Di dalamnya, Bambang berujar, juga terdapat amplop putih polos berisi uang tunai. “Isinya nopek ceng (dua ratus ribu),” tutur laki-laki yang tinggal di Mangga Besar, Jakarta Barat ini.

Selain mendapat bingkisan, Bambang juga berkesempatan mencicipi berbagai suguhan saat open house di Istana. Dia mencoba hampir semua menu yang tersedia, dari lontong sayur, siomay, opor ayam, rendang, sate madura, bakso solo, hingga es teler dan es campur.

Istana menyiapkan porsi makan untuk sekitar lima ribu orang. Bambang tak melewatkan kesempatan untuk membungkus makanan tersebut. Dia membawa pulang satu plastik penuh berisi makanan dan minuman suguhan Istana. Banyak tamu lain juga membawa pulang makanan dari open house.

Open house di Istana dimulai pada sekitar pukul 13.30 WIB. Bambang bercerita, dirinya sudah mengantre di pagar Kementerian Sekretariat Negara, pintu masuk kompleks Istana, sejak pukul 09.00 WIB. Sebelum pagar dibuka, ribuan orang sudah terlihat menunggu di pinggir jalan.

Dalam gelar griya tahun ini, Presiden Prabowo sempat menyapa tamu-tamu yang hadir.
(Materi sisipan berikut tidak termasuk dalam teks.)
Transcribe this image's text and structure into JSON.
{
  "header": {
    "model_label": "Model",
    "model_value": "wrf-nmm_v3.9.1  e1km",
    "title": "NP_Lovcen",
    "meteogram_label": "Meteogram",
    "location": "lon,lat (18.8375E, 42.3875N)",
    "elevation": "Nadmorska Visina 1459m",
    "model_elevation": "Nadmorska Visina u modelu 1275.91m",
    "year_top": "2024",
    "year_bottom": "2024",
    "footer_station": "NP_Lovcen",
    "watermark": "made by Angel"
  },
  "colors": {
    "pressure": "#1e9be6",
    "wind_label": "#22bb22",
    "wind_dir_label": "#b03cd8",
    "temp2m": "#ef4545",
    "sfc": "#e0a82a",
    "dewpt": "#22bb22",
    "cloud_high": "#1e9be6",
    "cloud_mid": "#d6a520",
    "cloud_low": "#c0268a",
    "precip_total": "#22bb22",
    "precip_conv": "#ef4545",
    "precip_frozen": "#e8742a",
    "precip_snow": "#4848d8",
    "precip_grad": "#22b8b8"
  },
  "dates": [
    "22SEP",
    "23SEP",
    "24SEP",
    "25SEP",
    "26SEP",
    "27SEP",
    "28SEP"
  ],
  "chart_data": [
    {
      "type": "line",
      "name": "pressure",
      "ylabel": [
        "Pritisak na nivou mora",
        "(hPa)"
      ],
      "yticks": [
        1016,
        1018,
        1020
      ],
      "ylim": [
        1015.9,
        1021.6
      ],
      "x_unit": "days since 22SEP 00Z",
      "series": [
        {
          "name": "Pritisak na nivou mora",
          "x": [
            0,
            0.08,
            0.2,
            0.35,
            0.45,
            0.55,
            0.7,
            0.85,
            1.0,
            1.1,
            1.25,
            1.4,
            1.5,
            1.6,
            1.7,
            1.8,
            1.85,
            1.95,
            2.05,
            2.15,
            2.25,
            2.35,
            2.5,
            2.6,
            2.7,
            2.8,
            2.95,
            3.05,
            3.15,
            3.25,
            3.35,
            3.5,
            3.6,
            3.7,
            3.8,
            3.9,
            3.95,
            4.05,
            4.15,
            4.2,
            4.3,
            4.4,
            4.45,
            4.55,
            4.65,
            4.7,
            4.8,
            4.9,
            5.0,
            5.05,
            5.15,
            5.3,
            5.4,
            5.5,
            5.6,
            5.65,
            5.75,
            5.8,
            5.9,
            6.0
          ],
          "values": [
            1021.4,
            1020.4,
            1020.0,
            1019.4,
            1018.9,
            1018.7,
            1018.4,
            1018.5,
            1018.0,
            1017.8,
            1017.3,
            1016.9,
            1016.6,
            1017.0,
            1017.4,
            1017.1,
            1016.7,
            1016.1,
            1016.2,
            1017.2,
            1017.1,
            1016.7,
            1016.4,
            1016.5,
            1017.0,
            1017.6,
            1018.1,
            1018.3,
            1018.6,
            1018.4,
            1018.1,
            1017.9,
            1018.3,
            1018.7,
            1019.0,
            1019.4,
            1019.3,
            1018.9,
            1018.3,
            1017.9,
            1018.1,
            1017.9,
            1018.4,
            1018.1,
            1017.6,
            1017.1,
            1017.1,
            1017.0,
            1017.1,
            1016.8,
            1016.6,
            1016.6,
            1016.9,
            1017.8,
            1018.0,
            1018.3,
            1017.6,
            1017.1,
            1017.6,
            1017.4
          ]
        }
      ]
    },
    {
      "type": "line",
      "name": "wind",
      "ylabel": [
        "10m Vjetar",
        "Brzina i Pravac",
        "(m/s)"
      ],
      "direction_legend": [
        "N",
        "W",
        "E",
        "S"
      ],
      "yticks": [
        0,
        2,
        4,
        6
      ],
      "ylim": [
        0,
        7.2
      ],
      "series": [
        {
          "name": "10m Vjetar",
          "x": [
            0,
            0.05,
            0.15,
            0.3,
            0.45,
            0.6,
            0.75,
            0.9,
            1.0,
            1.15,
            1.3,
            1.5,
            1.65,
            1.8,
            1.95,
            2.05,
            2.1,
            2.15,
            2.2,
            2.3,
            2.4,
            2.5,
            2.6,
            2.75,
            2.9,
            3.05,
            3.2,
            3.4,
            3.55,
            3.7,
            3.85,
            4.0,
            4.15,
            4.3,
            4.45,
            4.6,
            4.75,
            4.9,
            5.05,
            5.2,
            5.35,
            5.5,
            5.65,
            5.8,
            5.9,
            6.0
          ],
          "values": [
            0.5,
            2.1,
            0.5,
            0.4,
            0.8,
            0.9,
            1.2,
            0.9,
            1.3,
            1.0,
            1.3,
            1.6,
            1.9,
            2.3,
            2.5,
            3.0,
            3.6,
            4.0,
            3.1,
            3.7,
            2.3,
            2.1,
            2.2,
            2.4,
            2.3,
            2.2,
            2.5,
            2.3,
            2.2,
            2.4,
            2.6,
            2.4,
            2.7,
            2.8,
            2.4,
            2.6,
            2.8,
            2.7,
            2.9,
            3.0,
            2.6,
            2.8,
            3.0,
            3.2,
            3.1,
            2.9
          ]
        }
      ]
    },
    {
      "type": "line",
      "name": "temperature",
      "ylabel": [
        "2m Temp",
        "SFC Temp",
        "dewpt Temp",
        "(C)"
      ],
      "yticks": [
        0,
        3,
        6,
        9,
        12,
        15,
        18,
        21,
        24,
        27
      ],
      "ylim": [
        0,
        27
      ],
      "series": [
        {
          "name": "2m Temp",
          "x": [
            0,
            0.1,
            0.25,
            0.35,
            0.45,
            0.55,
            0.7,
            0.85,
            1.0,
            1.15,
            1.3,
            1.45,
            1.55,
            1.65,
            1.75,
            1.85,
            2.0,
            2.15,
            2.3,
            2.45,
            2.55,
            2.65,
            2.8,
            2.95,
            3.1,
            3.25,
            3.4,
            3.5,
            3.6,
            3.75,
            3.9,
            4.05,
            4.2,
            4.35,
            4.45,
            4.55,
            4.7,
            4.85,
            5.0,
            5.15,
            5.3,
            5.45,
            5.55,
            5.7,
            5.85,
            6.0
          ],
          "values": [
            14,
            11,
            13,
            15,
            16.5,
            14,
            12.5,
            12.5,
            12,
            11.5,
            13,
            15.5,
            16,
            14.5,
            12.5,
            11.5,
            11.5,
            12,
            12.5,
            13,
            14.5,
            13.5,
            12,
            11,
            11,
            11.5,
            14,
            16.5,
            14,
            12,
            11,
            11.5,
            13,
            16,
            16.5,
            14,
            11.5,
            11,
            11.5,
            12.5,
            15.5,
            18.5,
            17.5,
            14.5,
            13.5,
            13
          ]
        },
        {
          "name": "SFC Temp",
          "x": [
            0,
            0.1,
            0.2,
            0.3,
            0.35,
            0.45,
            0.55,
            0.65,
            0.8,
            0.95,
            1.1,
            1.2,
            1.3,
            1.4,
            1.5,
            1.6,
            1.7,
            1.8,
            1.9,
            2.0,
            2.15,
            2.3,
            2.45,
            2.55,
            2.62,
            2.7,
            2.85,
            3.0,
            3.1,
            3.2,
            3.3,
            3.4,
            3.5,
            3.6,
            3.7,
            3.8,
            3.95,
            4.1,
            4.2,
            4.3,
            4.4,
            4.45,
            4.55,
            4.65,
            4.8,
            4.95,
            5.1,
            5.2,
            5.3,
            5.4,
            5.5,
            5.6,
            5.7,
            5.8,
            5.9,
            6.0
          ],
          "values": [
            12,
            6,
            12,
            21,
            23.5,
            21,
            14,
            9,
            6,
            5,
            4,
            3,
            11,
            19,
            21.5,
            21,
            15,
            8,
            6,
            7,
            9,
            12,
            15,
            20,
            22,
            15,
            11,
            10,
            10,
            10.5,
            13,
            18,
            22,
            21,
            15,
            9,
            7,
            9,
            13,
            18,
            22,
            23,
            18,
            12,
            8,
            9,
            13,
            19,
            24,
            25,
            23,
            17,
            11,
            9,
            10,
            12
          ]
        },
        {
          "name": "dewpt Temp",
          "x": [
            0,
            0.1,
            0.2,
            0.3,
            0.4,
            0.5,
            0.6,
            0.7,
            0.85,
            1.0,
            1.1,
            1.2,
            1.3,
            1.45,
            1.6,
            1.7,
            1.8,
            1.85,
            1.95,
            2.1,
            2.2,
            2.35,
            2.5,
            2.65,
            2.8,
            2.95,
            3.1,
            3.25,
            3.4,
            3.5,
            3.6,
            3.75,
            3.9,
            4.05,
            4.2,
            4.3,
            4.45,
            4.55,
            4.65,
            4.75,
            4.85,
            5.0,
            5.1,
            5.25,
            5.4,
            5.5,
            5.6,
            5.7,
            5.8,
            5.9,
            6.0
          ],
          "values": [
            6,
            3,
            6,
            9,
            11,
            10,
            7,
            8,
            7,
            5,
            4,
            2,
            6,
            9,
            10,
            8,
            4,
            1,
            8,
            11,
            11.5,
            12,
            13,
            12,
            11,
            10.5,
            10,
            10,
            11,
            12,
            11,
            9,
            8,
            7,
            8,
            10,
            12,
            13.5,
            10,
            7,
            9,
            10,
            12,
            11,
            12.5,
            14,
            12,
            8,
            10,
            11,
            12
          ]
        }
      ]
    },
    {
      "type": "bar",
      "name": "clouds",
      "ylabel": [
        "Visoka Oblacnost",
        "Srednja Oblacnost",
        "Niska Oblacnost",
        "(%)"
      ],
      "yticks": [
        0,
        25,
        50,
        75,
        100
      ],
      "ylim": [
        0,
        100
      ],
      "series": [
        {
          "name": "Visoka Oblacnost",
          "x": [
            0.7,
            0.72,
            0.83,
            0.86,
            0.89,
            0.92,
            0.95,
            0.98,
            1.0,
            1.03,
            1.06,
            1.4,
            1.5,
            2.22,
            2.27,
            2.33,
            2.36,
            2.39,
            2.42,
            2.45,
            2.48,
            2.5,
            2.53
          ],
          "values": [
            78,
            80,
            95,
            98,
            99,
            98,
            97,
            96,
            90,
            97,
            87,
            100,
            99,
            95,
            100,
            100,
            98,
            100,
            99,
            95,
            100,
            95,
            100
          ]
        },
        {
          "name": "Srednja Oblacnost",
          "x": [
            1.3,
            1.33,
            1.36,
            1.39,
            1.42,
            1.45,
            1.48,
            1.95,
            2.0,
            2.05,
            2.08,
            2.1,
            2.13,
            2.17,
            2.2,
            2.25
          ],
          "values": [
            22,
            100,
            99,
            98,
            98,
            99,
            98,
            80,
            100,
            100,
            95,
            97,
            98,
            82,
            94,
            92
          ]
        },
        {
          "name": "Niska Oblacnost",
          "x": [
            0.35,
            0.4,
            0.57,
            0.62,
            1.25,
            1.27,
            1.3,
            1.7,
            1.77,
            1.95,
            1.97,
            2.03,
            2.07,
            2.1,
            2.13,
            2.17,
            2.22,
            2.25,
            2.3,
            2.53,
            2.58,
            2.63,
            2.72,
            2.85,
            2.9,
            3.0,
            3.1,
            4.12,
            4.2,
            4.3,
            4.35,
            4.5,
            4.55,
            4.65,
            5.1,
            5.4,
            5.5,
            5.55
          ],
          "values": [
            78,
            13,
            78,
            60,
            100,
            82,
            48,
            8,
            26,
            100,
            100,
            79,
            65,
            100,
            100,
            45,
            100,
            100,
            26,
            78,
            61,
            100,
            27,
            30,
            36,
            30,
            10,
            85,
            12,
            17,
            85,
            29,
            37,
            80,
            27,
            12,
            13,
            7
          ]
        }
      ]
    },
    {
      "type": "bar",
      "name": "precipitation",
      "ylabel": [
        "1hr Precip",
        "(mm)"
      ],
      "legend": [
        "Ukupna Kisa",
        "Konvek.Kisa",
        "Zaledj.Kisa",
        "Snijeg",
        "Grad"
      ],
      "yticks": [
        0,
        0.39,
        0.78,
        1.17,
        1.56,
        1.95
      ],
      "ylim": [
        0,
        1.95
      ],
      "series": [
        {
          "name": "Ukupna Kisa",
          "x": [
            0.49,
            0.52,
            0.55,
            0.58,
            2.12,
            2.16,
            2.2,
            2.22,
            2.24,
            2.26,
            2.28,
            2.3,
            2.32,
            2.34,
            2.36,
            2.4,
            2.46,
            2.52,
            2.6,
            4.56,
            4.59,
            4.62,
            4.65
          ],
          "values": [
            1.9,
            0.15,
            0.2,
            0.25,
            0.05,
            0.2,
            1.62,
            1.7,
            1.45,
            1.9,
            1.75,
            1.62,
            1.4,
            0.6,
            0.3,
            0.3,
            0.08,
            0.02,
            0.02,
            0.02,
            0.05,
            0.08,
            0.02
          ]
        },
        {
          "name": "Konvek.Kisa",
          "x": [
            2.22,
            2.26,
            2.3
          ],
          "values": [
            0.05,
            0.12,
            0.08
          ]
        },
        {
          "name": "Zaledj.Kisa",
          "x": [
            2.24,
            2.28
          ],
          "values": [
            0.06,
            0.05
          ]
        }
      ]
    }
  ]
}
Acara silaturahmi berlangsung dalam tenda besar yang didirikan di taman kompleks Istana Kepresidenan.

Prabowo terlihat tiba di ruang acara pada sekitar pukul 15.00 WIB didampingi putranya, Didit Hediprasetyo. Ketua Umum Partai Gerindra ini pun berkeliling menyalami warga yang hadir.

Namun, tidak semua orang berhasil masuk ke open house Istana karena keterbatasan kapasitas. Gilang Ramadan, warga asal Cempaka Putih, Jakarta Pusat, gagal menuju ruang silaturahmi meski sudah mengantre dari pukul 12.30 WIB.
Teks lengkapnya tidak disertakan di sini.